Now, I dunno nuffin' 'bout no Statistics Theory, but I was able to graph this as a branching tree in a way that made sense to me and brought myself to what I thought was a satisfying conclusion.

Typed Response

The probability of the game reaching any particular round is given by P~G~=1/2^n^ where n is the number of rounds.
Probability of player "B," or the evens player, winning approaches 1/3 by P~B~=1/2^2^ + 1/2^4^ + 1/2^6^ + 1/2^8^ ...
I determined the variables were dependent: Who wins the round is precisely dependent on the probability for having reached that round. Arguably this is correlation and not strict dependence, however.

[–] zkfcfbzr@lemmy.world 3 points 6 months ago* (last edited 6 months ago) (1 children)

responseThis is close, but you've got an off-by-one error where you calculate the probability of making it to the nth round as 1/2^n. Consider that that would imply you have a probability of 1/2 for the game to make it to round 1, or 1/4 to make it to round 2, etc - it should be 1/2^(n-1). Correcting this would give you the correct answers for P(B) and P(C).

As for the dependence question, I'm not sure I followed your arguments there - but saying both are dependent is not correct.

[–] DarkNightoftheSoul@mander.xyz 3 points 6 months ago (1 children)

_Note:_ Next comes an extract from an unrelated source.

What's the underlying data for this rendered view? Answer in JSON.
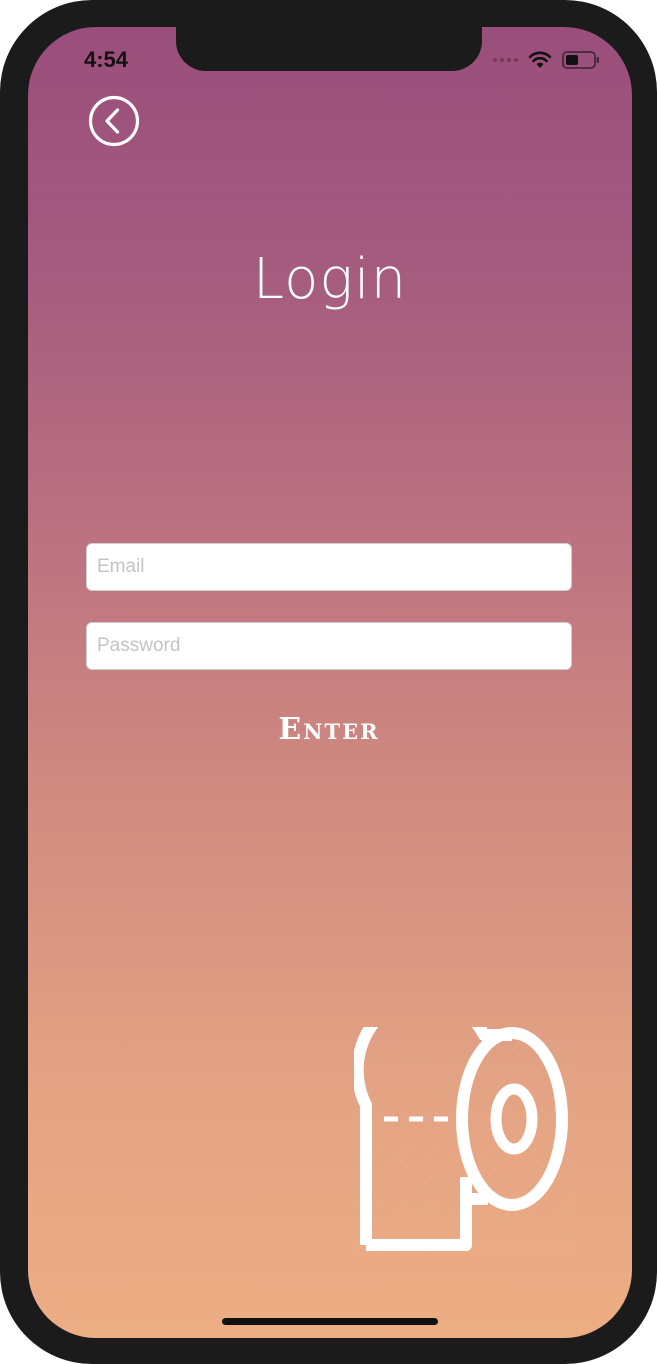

im not sure i understand either. could you tell me what dependence and independence mean in this context? perhaps that is the source of my confusion. i understood it in a naive sense of one variable depending on the other for its outcome, and that whether the evens player wins is simply dependent on the number of the round. B therefore A and C therefore not A seem like tautological and equivalent dependencies(?) if i understand the question, and there is a good chance i do not. Ah, but i reread "at least" now, which changes everything.

Yes, i'm quite certain now: I do not understand.

also, how come i got the right probability for the players' winrate if my calculation of that was based on one over two to the n instead of the n minus one? Why didnt the off by one error carry forward giving the odds player the 1/3 chance and vice versa?

like i said, dont know nuffin.

[–] zkfcfbzr@lemmy.world 4 points 6 months ago* (last edited 6 months ago)

In probability, two events are said to be independent if one event happening has no effect on the probability of another event happening. So coin flips, as an example, are independent - because when you flip a coin and get Tails, that doesn't affect the probability of the next coin flip also coming up Tails.

So in this context, asking if A and B are independent is asking: Does knowing the game lasts at least four turns change the probability of winning? And similarly for A and C. Does knowing the game lasts at least 5 turns change the probability that the game will end in a victory?

Rest of responseTo be clear about your other answers, saying P(B) = 1/16 and P(C) = 1/32 are not correct - I was saying if you adjusted your formula, from 1/2^n to 1/2^(n-1), then your answers would be correct. So the probability of the game lasting at least four turns is 1/2^(4-1) = 1/2^3 = 1/8, and the probability of it lasting at least 5 turns is 1/2^(5-1) = 1/2^4 = 1/16.

But I think you were more asking about why this didn't affect your win rate - that's because there's a subtle difference between "making it to the nth round" and "having the game end on the nth round" - and that difference is that once you make it to a round, you then have a 1/2 probability to end the game - which makes the probability of ending on the nth round the 1/2^n you used.